Questa recensione di The OA 2 si basa sulle prime 6 puntate (su 8) della serie Netflix che abbiamo visto in anteprima. E guardarle è stata un'esperienza fuori dal comune. Avete presente l'inizio di Fuoco cammina con me di David Lynch? Per tutta la prima parte l'azione si svolgeva altrove, senza alcun personaggio di Twin Peaks: in molti ci avevano visto la voglia del regista di Missoula di allontanare chi seguiva la sua serie per moda, per far capire subito che ci si trovava in un altro tipo di film. Abbiamo pensato a questo guardando la prima puntata della serie tv The OA 2, un'attesissima seconda stagione in arrivo il 22 marzo in streaming su Netflix.

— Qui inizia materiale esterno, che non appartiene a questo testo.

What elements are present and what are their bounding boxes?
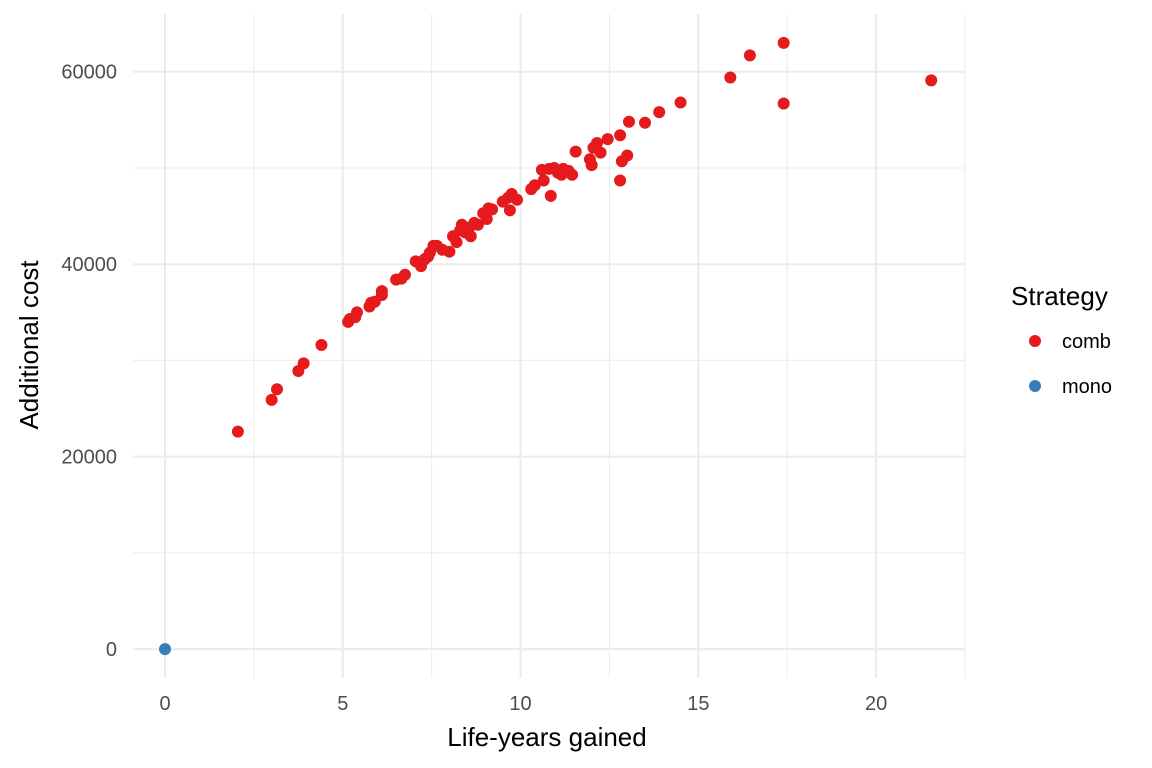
data-point-comb [614, 174, 627, 187]
x-tick-label: 5 [337, 693, 348, 715]
legend-label-mono: mono [1062, 376, 1112, 398]
data-point-comb [471, 218, 484, 231]
data-point-comb [724, 71, 737, 84]
data-point-comb [743, 49, 756, 62]
data-point-comb [537, 174, 550, 187]
legend-key-comb [1029, 335, 1041, 347]
legend-title: Strategy [1011, 281, 1108, 311]
data-point-comb [601, 133, 614, 146]
x-tick-label: 20 [865, 693, 887, 715]
x-tick-label: 0 [159, 693, 170, 715]
data-point-comb [594, 146, 607, 159]
y-tick-label: 20000 [61, 447, 117, 469]
data-point-comb [486, 203, 499, 216]
data-point-comb [653, 106, 666, 119]
data-point-comb [480, 212, 493, 225]
x-axis-title: Life-years gained [447, 722, 646, 752]
y-tick-label: 40000 [61, 254, 117, 276]
grid-lines [133, 14, 966, 678]
data-point-comb [464, 230, 477, 243]
y-tick-label: 0 [106, 639, 117, 661]
x-tick-label: 10 [509, 693, 531, 715]
data-point-comb [503, 204, 516, 217]
data-point-comb [639, 116, 651, 129]
data-point-comb [544, 189, 557, 202]
legend-label-comb: comb [1062, 331, 1111, 353]
data-point-comb [450, 236, 463, 249]
data-points [159, 36, 938, 656]
data-point-mono [159, 643, 171, 656]
data-point-comb [443, 245, 456, 258]
data-point-comb [351, 306, 363, 319]
data-point-comb [591, 136, 603, 149]
data-point-comb [623, 115, 635, 128]
legend: Strategy comb mono [1011, 281, 1112, 398]
legend-key-mono [1029, 380, 1041, 392]
data-point-comb [569, 145, 582, 158]
data-point-comb [777, 36, 790, 49]
data-point-comb [674, 96, 687, 109]
data-point-comb [271, 383, 283, 396]
data-point-comb [566, 168, 579, 181]
x-tick-label: 15 [687, 693, 709, 715]
data-point-comb [777, 97, 790, 110]
data-point-comb [399, 268, 411, 281]
data-point-comb [528, 179, 541, 192]
data-point-comb [925, 74, 938, 87]
data-point-comb [375, 285, 388, 298]
data-point-comb [315, 339, 328, 352]
y-axis-title: Additional cost [14, 260, 44, 430]
data-point-comb [231, 425, 244, 438]
data-point-comb [297, 357, 310, 370]
data-point-comb [511, 193, 523, 206]
data-point-comb [614, 129, 627, 142]
data-point-comb [585, 159, 598, 172]
data-point-comb [265, 393, 278, 406]
data-point-comb [621, 149, 634, 162]
tick-labels: 0 5 10 15 20 0 20000 40000 60000 [61, 62, 887, 715]
y-tick-label: 60000 [61, 62, 117, 84]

Nella prima scena, onirica e nebulosa, un ragazzo scivola su uno skateboard, mentre, ai bordi della strada, intravede Prairie in un lungo vestito da sera rosso. E cade. A parte questa apparizione fugace, per tutta la prima mezzora di The OA la protagonista non appare mai, e seguiamo una storia apparentemente lontana dalla sua. Ma, come sappiamo, nel mondo di The OA tutto è connesso, tutto è inaspettato e inconsueto. La seconda stagione di The OA, seconda parte come viene chiamata, di quella che è una delle serie tv più attese del 2019 riesce a mantenere le promesse, e a dare seguito alle premesse, della prima.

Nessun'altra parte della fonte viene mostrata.